Amateur de frissons, de sursauts ? Vous ne pensez pas qu’on peut avoir peur au théâtre ? Jack l’Éventreur, de Robert Desnos, donne la chair de poule.

Pour parler de ce spectacle, il faut commencer dès le début, avant même le lever de rideau. La salle se trouve au dernier étage du théâtre du Lucernaire, à Paris. On nous convie à suivre l’ouvreuse « au paradis » (le nom de la salle)… mais c’est en Enfer qu’on nous emmène !

Nous ne sommes pas plus de quinze à prendre place sur les bancs  à quelques centimètres de l’espace de jeu.  La salle est minuscule, sous les toits. Sur scène, un violoncelle. Un homme commence à jouer, très doucement, si doucement qu’on discerne à peine les notes. Le volume augmente, jusqu’à transformer le son de l’instrument en une sorte de hurlement symphonique.

Puis, c’est le noir. Total, complet.

Une voix s’élève dans l’obscurité, posée, masculine, agréable. C’est cette voix qui va scander tout le spectacle, un timbre parfait, une diction tantôt survoltée, tantôt méthodique, analytique. Comme les crimes de l’Éventreur. Le texte est d’une poésie macabre  merveilleuse. L’auteur,  Robert Desnos, pouvait se féliciter de ce texte sanguin, sensuel, vampirique.

Le noir complet de la salle et de la scène est agréable, on se surprend à fermer les yeux, bercé par cette berceuse mortifère qui relate les crimes de Jack. La lumière ne se rallumera pas de tout le spectacle. Le texte occupe l’espace, contamine l’imagination, glace le sang, tout simplement.
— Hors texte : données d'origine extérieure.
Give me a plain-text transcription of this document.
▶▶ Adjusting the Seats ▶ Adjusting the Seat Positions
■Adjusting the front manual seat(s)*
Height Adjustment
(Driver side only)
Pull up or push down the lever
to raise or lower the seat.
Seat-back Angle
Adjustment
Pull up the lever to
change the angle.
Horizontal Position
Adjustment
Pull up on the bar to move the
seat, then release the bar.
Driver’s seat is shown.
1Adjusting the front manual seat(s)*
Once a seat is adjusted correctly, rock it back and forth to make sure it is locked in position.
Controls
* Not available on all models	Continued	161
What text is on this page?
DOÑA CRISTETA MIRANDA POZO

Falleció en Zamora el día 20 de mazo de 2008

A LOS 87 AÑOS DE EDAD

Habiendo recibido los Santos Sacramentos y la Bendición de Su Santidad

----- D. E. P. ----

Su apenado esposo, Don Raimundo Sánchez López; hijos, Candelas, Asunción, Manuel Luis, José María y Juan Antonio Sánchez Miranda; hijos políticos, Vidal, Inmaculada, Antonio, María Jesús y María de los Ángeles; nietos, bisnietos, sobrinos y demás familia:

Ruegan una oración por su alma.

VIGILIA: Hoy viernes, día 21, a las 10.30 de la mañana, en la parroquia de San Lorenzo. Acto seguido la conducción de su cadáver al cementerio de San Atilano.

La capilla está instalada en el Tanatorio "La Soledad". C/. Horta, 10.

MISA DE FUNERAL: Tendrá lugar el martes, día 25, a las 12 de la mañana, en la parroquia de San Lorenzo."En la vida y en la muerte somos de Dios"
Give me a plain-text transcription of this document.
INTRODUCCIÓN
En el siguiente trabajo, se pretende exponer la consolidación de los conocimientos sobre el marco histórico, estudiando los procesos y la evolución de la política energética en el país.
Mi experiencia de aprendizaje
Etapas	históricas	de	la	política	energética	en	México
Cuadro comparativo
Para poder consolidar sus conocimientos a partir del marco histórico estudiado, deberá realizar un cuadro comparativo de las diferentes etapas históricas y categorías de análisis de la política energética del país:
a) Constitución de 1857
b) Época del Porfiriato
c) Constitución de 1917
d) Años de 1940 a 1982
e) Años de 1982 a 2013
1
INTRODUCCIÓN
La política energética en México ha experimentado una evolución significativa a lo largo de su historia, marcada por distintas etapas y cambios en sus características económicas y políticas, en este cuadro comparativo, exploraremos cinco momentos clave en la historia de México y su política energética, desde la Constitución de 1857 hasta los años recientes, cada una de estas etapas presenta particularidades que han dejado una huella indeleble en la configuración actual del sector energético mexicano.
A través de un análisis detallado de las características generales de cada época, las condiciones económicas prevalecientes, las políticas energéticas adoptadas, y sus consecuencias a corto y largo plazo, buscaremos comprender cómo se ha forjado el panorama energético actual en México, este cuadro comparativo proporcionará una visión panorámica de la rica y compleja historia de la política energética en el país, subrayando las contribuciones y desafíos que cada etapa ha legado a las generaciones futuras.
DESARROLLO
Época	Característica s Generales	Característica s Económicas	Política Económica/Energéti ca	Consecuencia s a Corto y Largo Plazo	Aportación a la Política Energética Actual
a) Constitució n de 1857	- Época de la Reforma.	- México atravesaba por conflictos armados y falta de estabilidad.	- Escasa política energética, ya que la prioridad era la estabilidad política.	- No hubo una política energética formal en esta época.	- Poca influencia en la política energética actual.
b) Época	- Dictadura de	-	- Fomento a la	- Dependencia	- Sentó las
Quand Jack commet ses méfaits, une lampe torche ou une lanterne est allumée dans un coin de la scène.  Une danseuse, le visage dans l’ombre, le corps dans la pénombre, interprète charnellement les tortures des victimes. Il ne s’agit ni d’illustrer le massacre, ni de transformer la pièce en ballet contemporain. Tout est en ombres, soupirs. Le sang a sa part dans la mise en scène, des passages fugaces, noir sur rouge : les mains rougies de la danseuse, le liquide rougeâtre dans la fiole du médecin légiste dans lequel  narrateur plonge ses doigts…

Les métaphores du vampire sont bien présentes. Jack est un homme séduisant, qui n’effraie pas ses victimes, un homme probablement fin mais d’une force redoutable, un homme visiblement aisé, un dandy qui charme ses femmes avant de les vider de leur sang…  Chacun des crimes, commis entre 1888 et 1891, est détaillé, disséqué, raconté. On ne s’ennuie pas une seconde, tant le texte et beau, tant la tension,  l’angoisse est à son comble (deux jeunes filles à côté de moi ont littéralement sursauté à plusieurs reprises, et l’une d’entre elle a étouffé un cri.)

Hélas, le spectacle a été joué très peu et à public très réduit. Mais je suivrai attentivement le travail de cet auteur et de cette compagnie afin de vous tenir au courant de leur prochain passage. Âmes sensibles s’abstenir car le dénouement du spectacle est si bien mené qu’on ne cesse de se poser la question, tenace et terrifiante sur le chemin du retour : et si nous avions vraiment côtoyé Jack l’Éventreur pendant le spectacle, tapi quelque part dans l’obscurité du théâtre ?

Théâtre du Lucernaire, Paris 15ème, mise en scène de Vincent Poirier, texte de Robert Desnos, avec Nicolas Rivals et Armelle Goujet.